Wer einen absoluten Klassiker wie Master of Orion neu auflegt, muss damit rechnen, dass es von den alteingesessenen Fans erst mal Kritik hagelt, sollte das neue Spiel sich zu weit vom »Original« entfernen oder offen mit Serientraditionen brechen.
»Wenn das Verhältnis von Leuten, die sich lautstark aufregen, und denen, die einfach das Spiel genießen, bei ungefähr 20 zu 80 Prozent liegt, sind wir zufrieden«, meint Chefproduzent Chris Keeling, als wir ihn beim Besuch in Berlin auf genau dieses Problem ansprechen.
Menschen, die das bessere Spiel machen könnten, gebe es immer zuhauf, so Keeling, aber Wargamings Master of Orion sei eben ihr Spiel, in dem sie ihre Vorstellungen umsetzten.

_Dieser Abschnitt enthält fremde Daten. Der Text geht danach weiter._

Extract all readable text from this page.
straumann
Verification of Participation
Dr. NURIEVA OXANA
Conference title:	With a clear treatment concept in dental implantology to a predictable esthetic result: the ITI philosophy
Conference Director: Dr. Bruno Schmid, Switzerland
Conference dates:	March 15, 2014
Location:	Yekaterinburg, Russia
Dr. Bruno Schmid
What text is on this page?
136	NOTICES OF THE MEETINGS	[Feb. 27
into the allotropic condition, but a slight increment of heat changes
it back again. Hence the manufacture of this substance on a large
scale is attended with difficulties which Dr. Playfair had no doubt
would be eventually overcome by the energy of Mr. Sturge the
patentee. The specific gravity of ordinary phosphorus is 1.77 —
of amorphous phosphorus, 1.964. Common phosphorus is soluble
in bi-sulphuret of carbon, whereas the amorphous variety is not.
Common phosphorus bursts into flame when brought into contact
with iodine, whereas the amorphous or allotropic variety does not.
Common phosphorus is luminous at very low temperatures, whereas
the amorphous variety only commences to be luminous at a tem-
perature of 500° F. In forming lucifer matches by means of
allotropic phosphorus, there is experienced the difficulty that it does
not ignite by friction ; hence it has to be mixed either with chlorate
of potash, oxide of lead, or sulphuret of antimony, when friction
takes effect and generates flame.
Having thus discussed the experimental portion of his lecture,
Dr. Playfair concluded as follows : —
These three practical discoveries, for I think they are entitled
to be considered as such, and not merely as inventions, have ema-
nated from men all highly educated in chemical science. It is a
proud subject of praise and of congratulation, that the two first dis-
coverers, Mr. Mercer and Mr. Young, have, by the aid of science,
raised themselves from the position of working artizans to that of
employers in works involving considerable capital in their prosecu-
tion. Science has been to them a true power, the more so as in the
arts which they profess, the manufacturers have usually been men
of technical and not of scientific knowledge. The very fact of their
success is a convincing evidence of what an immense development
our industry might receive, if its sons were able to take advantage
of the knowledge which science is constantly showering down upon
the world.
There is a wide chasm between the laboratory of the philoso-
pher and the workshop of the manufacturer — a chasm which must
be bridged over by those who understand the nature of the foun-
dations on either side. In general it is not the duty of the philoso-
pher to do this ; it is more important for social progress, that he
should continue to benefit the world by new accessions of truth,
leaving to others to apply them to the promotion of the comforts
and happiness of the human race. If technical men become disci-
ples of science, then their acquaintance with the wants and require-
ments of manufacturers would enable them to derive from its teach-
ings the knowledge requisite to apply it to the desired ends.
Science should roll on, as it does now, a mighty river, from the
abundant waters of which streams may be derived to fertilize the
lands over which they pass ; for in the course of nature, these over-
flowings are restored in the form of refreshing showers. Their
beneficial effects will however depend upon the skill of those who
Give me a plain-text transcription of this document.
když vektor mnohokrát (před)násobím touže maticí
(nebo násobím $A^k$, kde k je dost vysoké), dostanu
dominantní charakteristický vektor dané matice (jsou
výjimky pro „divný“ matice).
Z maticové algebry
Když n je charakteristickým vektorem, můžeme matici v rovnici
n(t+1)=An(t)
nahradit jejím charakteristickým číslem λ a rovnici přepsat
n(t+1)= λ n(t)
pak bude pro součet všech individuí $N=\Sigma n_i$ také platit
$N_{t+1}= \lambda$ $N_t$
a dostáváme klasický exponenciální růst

Der Mann, der nebenbei Sun Tzu oder Napoleon zitiert, schaut selbstbewusst auf sein Projekt, egal wieviel Gegenwind ihm entgegenbläst.
Das ist neu in Early-Access-Version 2
Das erste große Early-Access-Update für Master of Orion liefert vor allem mehr Umfang. Zu den bereits implementierten Völkern stoßen drei Neuzugänge: die Meklar, ein Volk von Cyborgs, die insektoiden Klackon und die für die Neuauflage neu entworfenen, aber auf die Collector's Edition beschränkten Terraner des Khanats. Zusätzlich unterstützt Master of Orion jetzt noch mehr Sprachen.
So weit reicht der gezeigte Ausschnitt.